On Apr 29, 2005, at 9:03 AM, [EMAIL PROTECTED] wrote:

On Apr 29, 2005, at 4:58, Bob Ippolito wrote:


So stop providing libraries for 2.3, eliminate the confusion, and have them install that one extra package.


That's what I would do if I were reasonably sure that everyone else did the same.


Which makes me wondering: who is distributing Mac Python packages at all at the moment? There's the PackageManager archive, yours, and Fink, but is there anything else? Fink is separate anyway (they have their own Python), and PackageManager seems to be on its way to the museum.

So if your archive is the only one that matters anyway, then we (the participants of this SIG) could start a massive packaging campaign to make it the "industry standard".

I would say that the PackageManager archive doesn't really matter. There's not much in there, and from what I've seen it's caused more headaches than it has cured. Also, nearly everything there should also be in pythonmac packages.


There's MacEnthon, which matters, and is currently only supporting Panther's 2.3.0. That may or may not change depending on what's best for Enthought and their customers/community. The majority of the work that went into MacEnthon was well underway before 2.4.1 was available, so it's understandable that they used Python 2.3 at the time.

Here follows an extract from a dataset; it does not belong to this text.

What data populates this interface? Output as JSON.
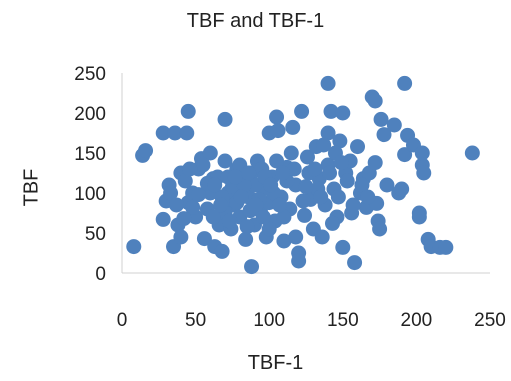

Well if it were my decision I'd say that people should stop caring about 2.3, because 2.4 is better in every way (except "they don't already have it") and more


Personally, I agree, but then I know how important the "they already have it" (plus "it's the official Apple version") argument is for many others. Since I publish packages for the benefit of others, I do listen to them.

Well, traditionally, the "official Apple version" hasn't been so great. In Mac OS X 10.2 it was a disaster. Mac OS X 10.3 it was ok, but had some problems. Apple did get everything right in Tiger's build of Python, as far as I can tell, however, that only *really* matters if you're targeting Mac OS X 10.4 (no more no less) and Python 2.3. I would have to imagine that anything you build that depends on Apple's Python 2.3 will no longer function in Mac OS X 10.5 (because it will hopefully include Python 2.5). However, I can nearly guarantee it WILL work if you stick to a third party Python build (unless Apple screws something up badly).


I would recommend use of Apple's Python under the following circumstances:

- Writing plugins for otherwise non-Python applications. There can only be one Python interpreter per-process, and it makes sense to use the one that's there. This is a trade-off between cooperation of plugins and plugin authors, and compatibility with future versions of Mac OS X. Alternatively, on a per-application basis, it might make sense to have a "meta-plugin" that includes a Python 2.4 interpreter plus some useful libraries (PyObjC, etc.) that other python-based plugins could depend on.

- wxPython 2.5.3 or TclTkAqua applications where using the stock libraries and saving 20MB or so (uncompressed) is worth the trade-off of targeting Tiger specifically (knowing that Panther and 10.5 will be incompatible). Or otherwise if saving the 1-2MB of interpreter overhead is worth the risk, though I'd hope that not to be the case.

- Anything that otherwise targets Tiger specifically where using Python 2.4 features isn't important.